I remember when my dad turned 50 and he bought a dirt bike. At 50. Though the purchase seemed odd, there were no tears. He maintained a career, raised three kids and stayed happily settled down. Mid-life doesn’t sound too bad.
But the extremely real “quarter-life crisis” fails to get noticed. Nearly every college kid experiences it at some point—if not multiple times—even if they didn’t know it had a fancy label. It happens to me far more than I would like to admit. Basically, you experience a mental and emotional breakdown from thinking about your future, occurring between the ages of 18 and 25. This turning point into adulthood brings on the stress and creates an easily shattered mental state. The first step: admit you have a problem.
1. Deep Thinking
You know what’s dangerous? Thinking about your life for too long when you need to live it, too. Typically, when you face a decision/failure/change you think until your brain implodes. Sounds logical, except when that decision/failure/change could completely change your life. Then it becomes hazardous. Things like picking a college, declaring a major or failing a test can lead you to dig deep into your thoughts…too deep.
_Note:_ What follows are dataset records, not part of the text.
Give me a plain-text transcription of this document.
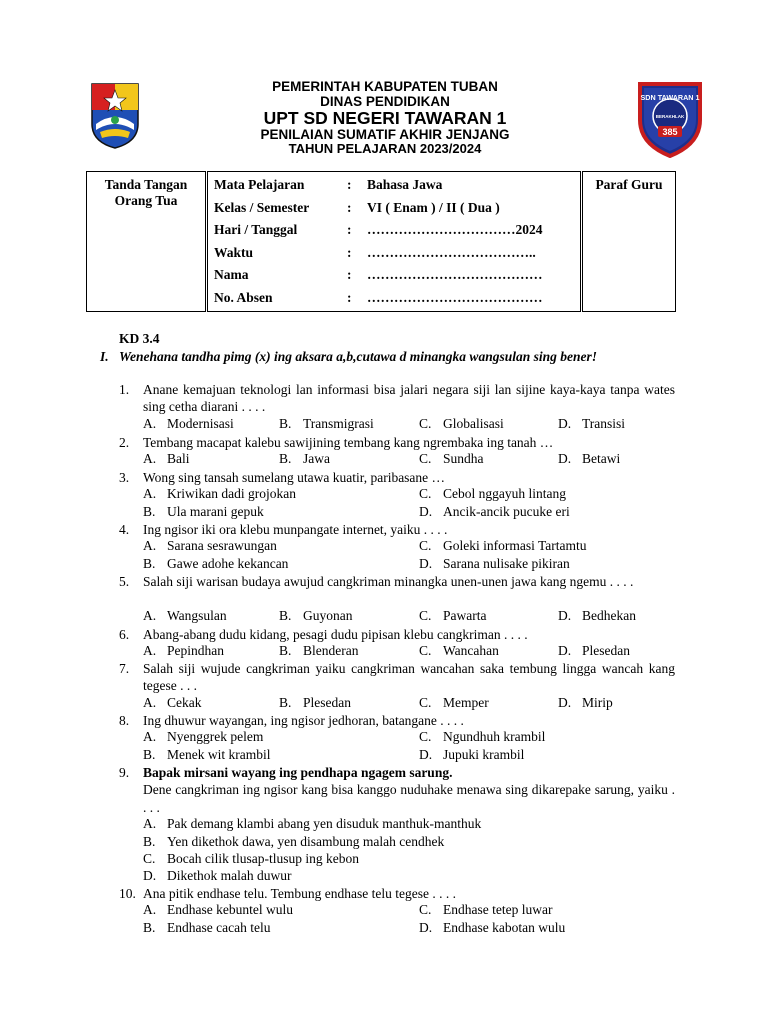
SDN TAWARAN 1
BERAKHLAK
385
PEMERINTAH KABUPATEN TUBAN
DINAS PENDIDIKAN
UPT SD NEGERI TAWARAN 1
PENILAIAN SUMATIF AKHIR JENJANG
TAHUN PELAJARAN 2023/2024
Tanda Tangan
Orang Tua

Mata Pelajaran	: Bahasa Jawa
Kelas / Semester	: VI ( Enam ) / II ( Dua )
Hari / Tanggal	: ……………………………2024
Waktu	: ………………………………..
Nama	: …………………………………
No. Absen	: …………………………………

Paraf Guru
KD 3.4
I. Wenehana tandha pimg (x) ing aksara a,b,cutawa d minangka wangsulan sing bener!
1. Anane kemajuan teknologi lan informasi bisa jalari negara siji lan sijine kaya-kaya tanpa wates sing cetha diarani . . . .
A. Modernisasi	B. Transmigrasi	C. Globalisasi	D. Transisi
2. Tembang macapat kalebu sawijining tembang kang ngrembaka ing tanah …
A. Bali	B. Jawa	C. Sundha	D. Betawi
3. Wong sing tansah sumelang utawa kuatir, paribasane …
A. Kriwikan dadi grojokan
B. Ula marani gepuk
C. Cebol nggayuh lintang
D. Ancik-ancik pucuke eri
4. Ing ngisor iki ora klebu munpangate internet, yaiku . . . .
A. Sarana sesrawungan
B. Gawe adohe kekancan
C. Goleki informasi Tartamtu
D. Sarana nulisake pikiran
5. Salah siji warisan budaya awujud cangkriman minangka unen-unen jawa kang ngemu . . . .
A. Wangsulan	B. Guyonan	C. Pawarta	D. Bedhekan
6. Abang-abang dudu kidang, pesagi dudu pipisan klebu cangkriman . . . .
A. Pepindhan	B. Blenderan	C. Wancahan	D. Plesedan
7. Salah siji wujude cangkriman yaiku cangkriman wancahan saka tembung lingga wancah kang tegese . . .
A. Cekak	B. Plesedan	C. Memper	D. Mirip
8. Ing dhuwur wayangan, ing ngisor jedhoran, batangane . . . .
A. Nyenggrek pelem
B. Menek wit krambil
C. Ngundhuh krambil
D. Jupuki krambil
9. Bapak mirsani wayang ing pendhapa ngagem sarung.
Dene cangkriman ing ngisor kang bisa kanggo nuduhake menawa sing dikarepake sarung, yaiku . . . .
A. Pak demang klambi abang yen disuduk manthuk-manthuk
B. Yen dikethok dawa, yen disambung malah cendhek
C. Bocah cilik tlusap-tlusup ing kebon
D. Dikethok malah duwur
10. Ana pitik endhase telu. Tembung endhase telu tegese . . . .
A. Endhase kebuntel wulu
B. Endhase cacah telu
C. Endhase tetep luwar
D. Endhase kabotan wulu
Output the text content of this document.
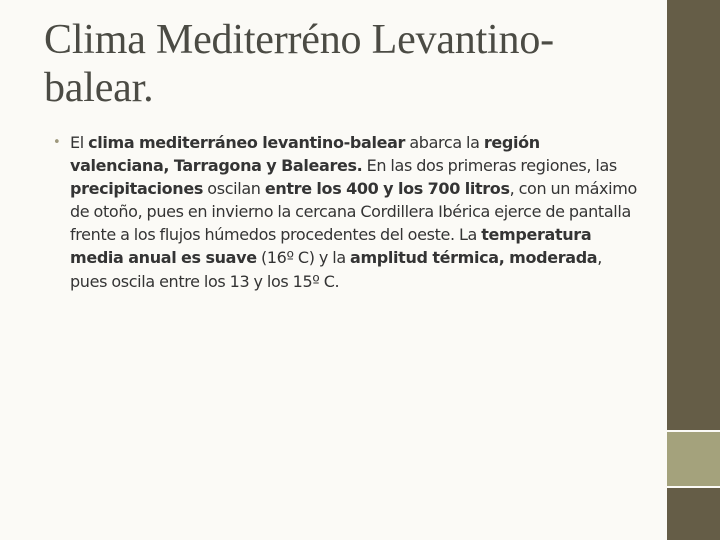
Clima Mediterréno Levantino-balear.
• El clima mediterráneo levantino-balear abarca la región valenciana, Tarragona y Baleares. En las dos primeras regiones, las precipitaciones oscilan entre los 400 y los 700 litros, con un máximo de otoño, pues en invierno la cercana Cordillera Ibérica ejerce de pantalla frente a los flujos húmedos procedentes del oeste. La temperatura media anual es suave (16º C) y la amplitud térmica, moderada, pues oscila entre los 13 y los 15º C.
After thinking so hard, panic slowly sets in until you begin questioning your entire life. What am I doing? Do I really want to become an environmental biologist? What do they even do? I just really like the ocean and puppies. Am I wasting my education? I should’ve just gone to community college. Will I ever pay off this loan debt? The eternal questions with no answer.
3. Irrational Anxiety
After the initial worry your thoughts begin to wander. You no longer begin panicking about the initial cause of distress, or anything related to it. Yeah, so what if you failed a test? Now all of a sudden you’re concerned about your single status. Aren’t you supposed to meet your future husband in college? Did you make a mistake breaking up with your ex? Maybe you could’ve learned to deal with his prior convictions. Maybe you should call him. (Hint: you probably shouldn’t). This train of thought lacks logic, but in the moment seem crucial to the trajectory of your entire life.
4. The Tipping Point
Now you reached the full-on breakdown. Often tears and strange sounds ensue. You might call your mom or your best friend, or maybe you just keep to yourself in the corner of your closet. At this point, your thoughts and actions aren’t coherent. You can no longer comfort yourself and you just have to let the emotion rollercoaster ride itself out.
Eventually you calm down. Maybe the new season of New Girl lifted your spirits. Maybe your tear ducts just dried out. Maybe you had a few beers, which isn’t recommended but really can speed up the cycle of crisis. Things went back to the status quo even though you may not have necessarily settled anything, but life goes on even through this particular quarter-life crisis. Rest assured, another comes soon enough and the cycle repeats.
There’s a common perception, at least from the outside looking in, that college is some grand time with loads of parties and football games. But the QLC can occur at any moment. It has no consideration for where you are or what you’re doing. In class? Doesn’t care. At a party? It might prey on vulnerable, drunk you. Just maintain your cool until you’re in a safe space to cry, panic or cope however you want to.
The future terrifies us, and college should prepare us for it. Only we are plagued by the constant fear of what happens when its four years later and the party’s over.